Mike Sisk

Blasting Through College: My Summer at the Dynamite Plant

In the mid-’80s, while most of my college friends were flipping burgers or bailing hay, I spent my summers at the IRECO explosives plant in Carthage, Missouri. My title was “assistant to the facility engineer,” but in practice, it meant I was part draftsman, part surveyor, part construction supervisor — and sometimes an unwilling witness to absurdly dangerous behavior.

The plant was officially IRECO, but locals still called it Hercules, its original name. Just down the road was Atlas, another explosives manufacturer where my dad, my uncle, and my cousin all worked. My dad was in the “ammonia unit,” making nitrogen fertilizer. My uncle and cousin were on the “powder line,” turning out dynamite. Both plants had once been part of the Du Pont Powder Company until the government broke them up in 1912 for being too much of a monopoly.

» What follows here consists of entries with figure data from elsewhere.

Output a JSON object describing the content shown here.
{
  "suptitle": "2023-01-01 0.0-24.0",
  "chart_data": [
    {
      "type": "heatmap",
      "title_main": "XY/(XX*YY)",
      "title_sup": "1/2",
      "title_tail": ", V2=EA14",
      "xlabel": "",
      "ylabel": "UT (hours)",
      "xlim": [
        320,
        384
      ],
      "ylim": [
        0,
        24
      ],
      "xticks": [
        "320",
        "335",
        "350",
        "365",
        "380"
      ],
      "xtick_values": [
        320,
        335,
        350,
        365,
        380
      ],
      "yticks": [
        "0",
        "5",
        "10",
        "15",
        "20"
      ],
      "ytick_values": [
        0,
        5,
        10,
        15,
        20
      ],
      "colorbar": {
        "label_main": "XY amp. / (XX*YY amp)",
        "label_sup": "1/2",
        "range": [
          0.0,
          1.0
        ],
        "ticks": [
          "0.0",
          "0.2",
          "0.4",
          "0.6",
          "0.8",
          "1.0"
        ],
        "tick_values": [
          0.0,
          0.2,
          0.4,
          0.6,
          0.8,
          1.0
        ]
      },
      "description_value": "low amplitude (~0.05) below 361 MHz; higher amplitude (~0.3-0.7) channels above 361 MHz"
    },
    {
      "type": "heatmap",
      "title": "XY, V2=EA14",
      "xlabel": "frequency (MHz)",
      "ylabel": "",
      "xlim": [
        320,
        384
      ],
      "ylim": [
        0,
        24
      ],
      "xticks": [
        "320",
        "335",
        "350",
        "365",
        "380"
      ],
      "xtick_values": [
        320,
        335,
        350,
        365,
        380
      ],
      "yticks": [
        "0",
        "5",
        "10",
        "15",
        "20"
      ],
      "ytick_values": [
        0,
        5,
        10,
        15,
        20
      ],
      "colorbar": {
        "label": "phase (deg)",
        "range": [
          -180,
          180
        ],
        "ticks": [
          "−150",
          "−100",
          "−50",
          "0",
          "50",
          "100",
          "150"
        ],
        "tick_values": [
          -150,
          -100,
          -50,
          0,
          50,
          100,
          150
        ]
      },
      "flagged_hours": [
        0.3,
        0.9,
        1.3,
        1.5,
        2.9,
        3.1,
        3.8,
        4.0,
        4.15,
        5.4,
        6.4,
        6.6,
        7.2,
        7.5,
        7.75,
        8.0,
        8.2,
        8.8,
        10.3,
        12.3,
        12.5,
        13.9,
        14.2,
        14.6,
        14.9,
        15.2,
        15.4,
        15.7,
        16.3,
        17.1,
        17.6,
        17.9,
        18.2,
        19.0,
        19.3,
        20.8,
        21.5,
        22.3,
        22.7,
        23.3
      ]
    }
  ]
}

The engineering office, where I spent most of my time, sat in the basement of the main office — considered the safest spot in the whole facility. Along one wall, time-lapse video recorders captured feeds from cameras in every building, ready to provide evidence in case of an explosion. You could flip through the live views on a bank of monitors. Sometimes the facility manager would wander in just to see what was going on.

One afternoon, the director came down, casually scanning the feeds — until he froze, blurted “Sweet Jesus!” and bolted upstairs. Minutes later, a small parade of bosses returned, rewound a tape, and pressed play. There, on grainy footage, was a worker in a dynamite packing house juggling sticks of dynamite between loading them into boxes. He was fired before the day was out.

The facility engineer — a recent transplant from Mississippi — had hired me to help design and build new packing facilities for nitroglycerin-based dynamite. Everything in these buildings was engineered for safety: non-sparking brass, wood, and nylon machines powered by compressed air; anti-static flooring; and lights mounted outside, shining through windows to avoid introducing electrical sparks inside.

One building was carved into a limestone bluff along the river. I designed the thick concrete retaining wall that wrapped around it. We blasted out the space ourselves, using 5,000 pounds of dynamite — our own product. The shockwave when we fired that off was something, especially since we weren’t that far away.

This was the pre-CAD era, so every plan was drawn by hand with ink on mylar. I spent hours hunched over drafting tables, or outside with a survey crew, or walking muddy job sites to check contractors’ work. When school started, I stayed on part-time, updating as-built drawings after hours.

The following summer, I worked on compressor houses for the air systems that powered the plant’s machinery. Each dynamite-packing building was served by a narrow-gauge railway, and I helped design the track right-of-way.

By fall, I’d transferred to another college to continue my geology degree and never returned to IRECO.

Nearly forty years later, in early 2024, I stopped for gas in Carthage on my way to Phoenix. The man across from me wore a Dyno Nobel hat — the successor to IRECO — so I struck up a conversation. He’d worked there for over three decades before retiring. To my surprise, he remembered me! And as we talked, I learned his son, also a plant employee, had married one of my cousins.

Small world. Explosively small, in my case.